Three powerful black mares outside on my paved suburban driveway. They are intense and tuned to where I am. I’ve not dreamed of black horses for years.
Oh the pleasure of simple fun with complicated humans is grand, like good fresh air. Live music, water frisbee and even a few games of doubles pool until Maggie comes around to dominate with her Irish Rules (never heard of any of ’em). I rise to meet her broad-chested bristle to win the game – Crow! – then with some instinct for self-preservation, move on and leave her the table.
Reminds me of the Derry Barkeep’s instructions in 2005 – you can play until four o’clock, but don’t win. The Lads’ll be here shortly and they don’t care for Protestants. It was THAT pub, in Derry.
After pool with Maggie I find myself in a pickup band called No Fucks for Love, which gets ’em up dancin & sounds like The Violent Femmes. Oh, the serious, serious silliness of it all.
The suburban house and its driveway (mine?!?) gives me pause. There’s no centre in those neighbourhoods, no gathering place for music or pool playing, no pond for the frogs. It’s just long winding, looping streets with cul-de-sacs, with repeated, identical garages and rooflines. My internal compass relies on rolling hills, tree-lined fields and the infinite horizon of a Great lake – when I visit good friends who live nestled in loops of neat lawns and swept sidewalks we joke about my disoriented-ness.

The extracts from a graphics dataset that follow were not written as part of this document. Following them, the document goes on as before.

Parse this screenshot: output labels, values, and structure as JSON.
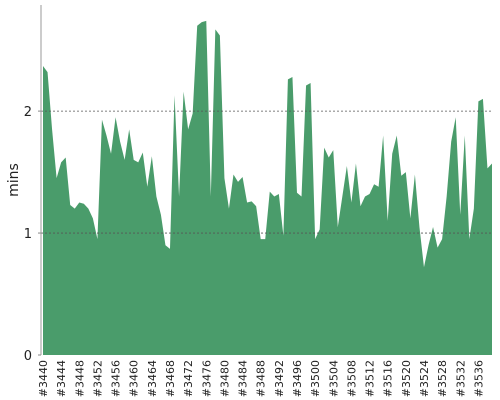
{
  "chart_data": {
    "type": "area",
    "ylabel": "mins",
    "color": "#4a9c6b",
    "categories": [
      "#3440",
      null,
      null,
      null,
      "#3444",
      null,
      null,
      null,
      "#3448",
      null,
      null,
      null,
      "#3452",
      null,
      null,
      null,
      "#3456",
      null,
      null,
      null,
      "#3460",
      null,
      null,
      null,
      "#3464",
      null,
      null,
      null,
      "#3468",
      null,
      null,
      null,
      "#3472",
      null,
      null,
      null,
      "#3476",
      null,
      null,
      null,
      "#3480",
      null,
      null,
      null,
      "#3484",
      null,
      null,
      null,
      "#3488",
      null,
      null,
      null,
      "#3492",
      null,
      null,
      null,
      "#3496",
      null,
      null,
      null,
      "#3500",
      null,
      null,
      null,
      "#3504",
      null,
      null,
      null,
      "#3508",
      null,
      null,
      null,
      "#3512",
      null,
      null,
      null,
      "#3516",
      null,
      null,
      null,
      "#3520",
      null,
      null,
      null,
      "#3524",
      null,
      null,
      null,
      "#3528",
      null,
      null,
      null,
      "#3532",
      null,
      null,
      null,
      "#3536",
      null,
      null,
      null
    ],
    "values": [
      2.37,
      2.32,
      1.85,
      1.45,
      1.58,
      1.62,
      1.23,
      1.2,
      1.25,
      1.24,
      1.2,
      1.12,
      0.95,
      1.93,
      1.8,
      1.65,
      1.95,
      1.75,
      1.6,
      1.85,
      1.6,
      1.58,
      1.66,
      1.38,
      1.63,
      1.3,
      1.15,
      0.9,
      0.87,
      2.13,
      1.3,
      2.16,
      1.85,
      1.98,
      2.7,
      2.73,
      2.74,
      1.3,
      2.67,
      2.62,
      1.45,
      1.2,
      1.48,
      1.42,
      1.46,
      1.25,
      1.26,
      1.22,
      0.95,
      0.95,
      1.34,
      1.3,
      1.32,
      0.98,
      2.26,
      2.28,
      1.33,
      1.3,
      2.21,
      2.23,
      0.95,
      1.03,
      1.7,
      1.62,
      1.68,
      1.05,
      1.3,
      1.55,
      1.25,
      1.57,
      1.22,
      1.3,
      1.32,
      1.4,
      1.38,
      1.8,
      1.1,
      1.65,
      1.8,
      1.47,
      1.5,
      1.12,
      1.48,
      1.05,
      0.72,
      0.9,
      1.05,
      0.88,
      0.95,
      1.3,
      1.75,
      1.95,
      1.15,
      1.8,
      0.95,
      1.2,
      2.08,
      2.1,
      1.53,
      1.57
    ],
    "ylim": [
      0,
      2.87
    ],
    "yticks": [
      0,
      1,
      2
    ],
    "grid": true
  }
}
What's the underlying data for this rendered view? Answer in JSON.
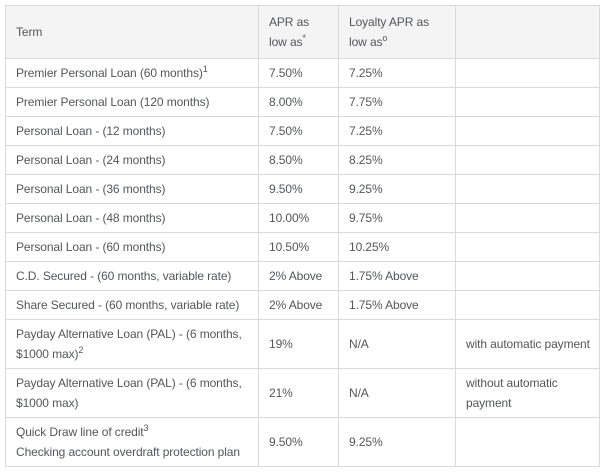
{
  "colors": {
    "text": "#54565a",
    "border": "#dadada",
    "header_background": "#f4f4f4",
    "row_background": "#ffffff"
  },
  "table": {
    "headers": {
      "term": {
        "label": "Term",
        "sup": ""
      },
      "apr": {
        "label": "APR as low as",
        "sup": "*"
      },
      "loyalty": {
        "label": "Loyalty APR as low as",
        "sup": "o"
      },
      "notes": {
        "label": "",
        "sup": ""
      }
    },
    "rows": [
      {
        "term": "Premier Personal Loan (60 months)",
        "term_sup": "1",
        "term_line2": "",
        "apr": "7.50%",
        "loyalty": "7.25%",
        "note": ""
      },
      {
        "term": "Premier Personal Loan (120 months)",
        "term_sup": "",
        "term_line2": "",
        "apr": "8.00%",
        "loyalty": "7.75%",
        "note": ""
      },
      {
        "term": "Personal Loan - (12 months)",
        "term_sup": "",
        "term_line2": "",
        "apr": "7.50%",
        "loyalty": "7.25%",
        "note": ""
      },
      {
        "term": "Personal Loan - (24 months)",
        "term_sup": "",
        "term_line2": "",
        "apr": "8.50%",
        "loyalty": "8.25%",
        "note": ""
      },
      {
        "term": "Personal Loan - (36 months)",
        "term_sup": "",
        "term_line2": "",
        "apr": "9.50%",
        "loyalty": "9.25%",
        "note": ""
      },
      {
        "term": "Personal Loan - (48 months)",
        "term_sup": "",
        "term_line2": "",
        "apr": "10.00%",
        "loyalty": "9.75%",
        "note": ""
      },
      {
        "term": "Personal Loan - (60 months)",
        "term_sup": "",
        "term_line2": "",
        "apr": "10.50%",
        "loyalty": "10.25%",
        "note": ""
      },
      {
        "term": "C.D. Secured - (60 months, variable rate)",
        "term_sup": "",
        "term_line2": "",
        "apr": "2% Above",
        "loyalty": "1.75% Above",
        "note": ""
      },
      {
        "term": "Share Secured - (60 months, variable rate)",
        "term_sup": "",
        "term_line2": "",
        "apr": "2% Above",
        "loyalty": "1.75% Above",
        "note": ""
      },
      {
        "term": "Payday Alternative Loan (PAL) - (6 months, $1000 max)",
        "term_sup": "2",
        "term_line2": "",
        "apr": "19%",
        "loyalty": "N/A",
        "note": "with automatic payment"
      },
      {
        "term": "Payday Alternative Loan (PAL) - (6 months, $1000 max)",
        "term_sup": "",
        "term_line2": "",
        "apr": "21%",
        "loyalty": "N/A",
        "note": "without automatic payment"
      },
      {
        "term": "Quick Draw line of credit",
        "term_sup": "3",
        "term_line2": "Checking account overdraft protection plan",
        "apr": "9.50%",
        "loyalty": "9.25%",
        "note": ""
      }
    ]
  }
}
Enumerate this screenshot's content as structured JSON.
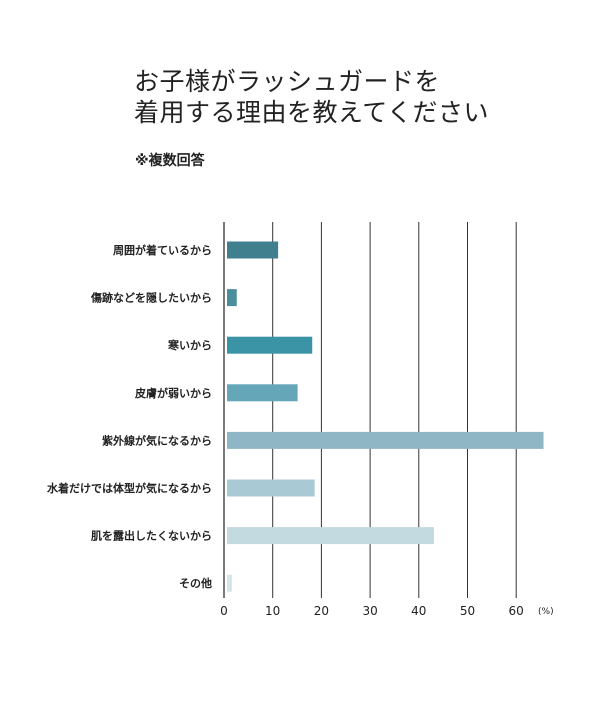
{
  "title_lines": [
    "お子様がラッシュガードを",
    "着用する理由を教えてください"
  ],
  "subtitle": "※複数回答",
  "chart_data": {
    "type": "bar",
    "orientation": "horizontal",
    "categories": [
      "周囲が着ているから",
      "傷跡などを隠したいから",
      "寒いから",
      "皮膚が弱いから",
      "紫外線が気になるから",
      "水着だけでは体型が気になるから",
      "肌を露出したくないから",
      "その他"
    ],
    "values": [
      10.5,
      2,
      17.5,
      14.5,
      65,
      18,
      42.5,
      1
    ],
    "colors": [
      "#3f7f8e",
      "#4a8d9c",
      "#3b94a6",
      "#65a6b8",
      "#8fb6c4",
      "#a9c9d4",
      "#c3dae1",
      "#d4e5ea"
    ],
    "xlim": [
      0,
      66
    ],
    "xticks": [
      "0",
      "10",
      "20",
      "30",
      "40",
      "50",
      "60"
    ],
    "unit": "(%)",
    "grid": true
  }
}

If I lived in Suburbia I’d feel very, very lost.
Irish Rules, hey Maggie? Okay then I think I’ll make some of my own up, since Grandma was born there. Something around restless fault lines, shifting weather and what we do if the fog sets in like cold thick porridge. It’s not hard, but it’s a good rule – call in Curiosity, to move the air.
If you don’t do this, well then. It’s your own blessed choice to stay stuck, & no complaints.
And here she comes. Like the prow of a great big, gaff-rigged ship nosing herself out of the grey and still.
Oh she’s grand, with colour and music on board, with belly- heaving laughter.
There’s a blue-footed booby on deck, asking good questions.
There are three wild black horses, honed to me.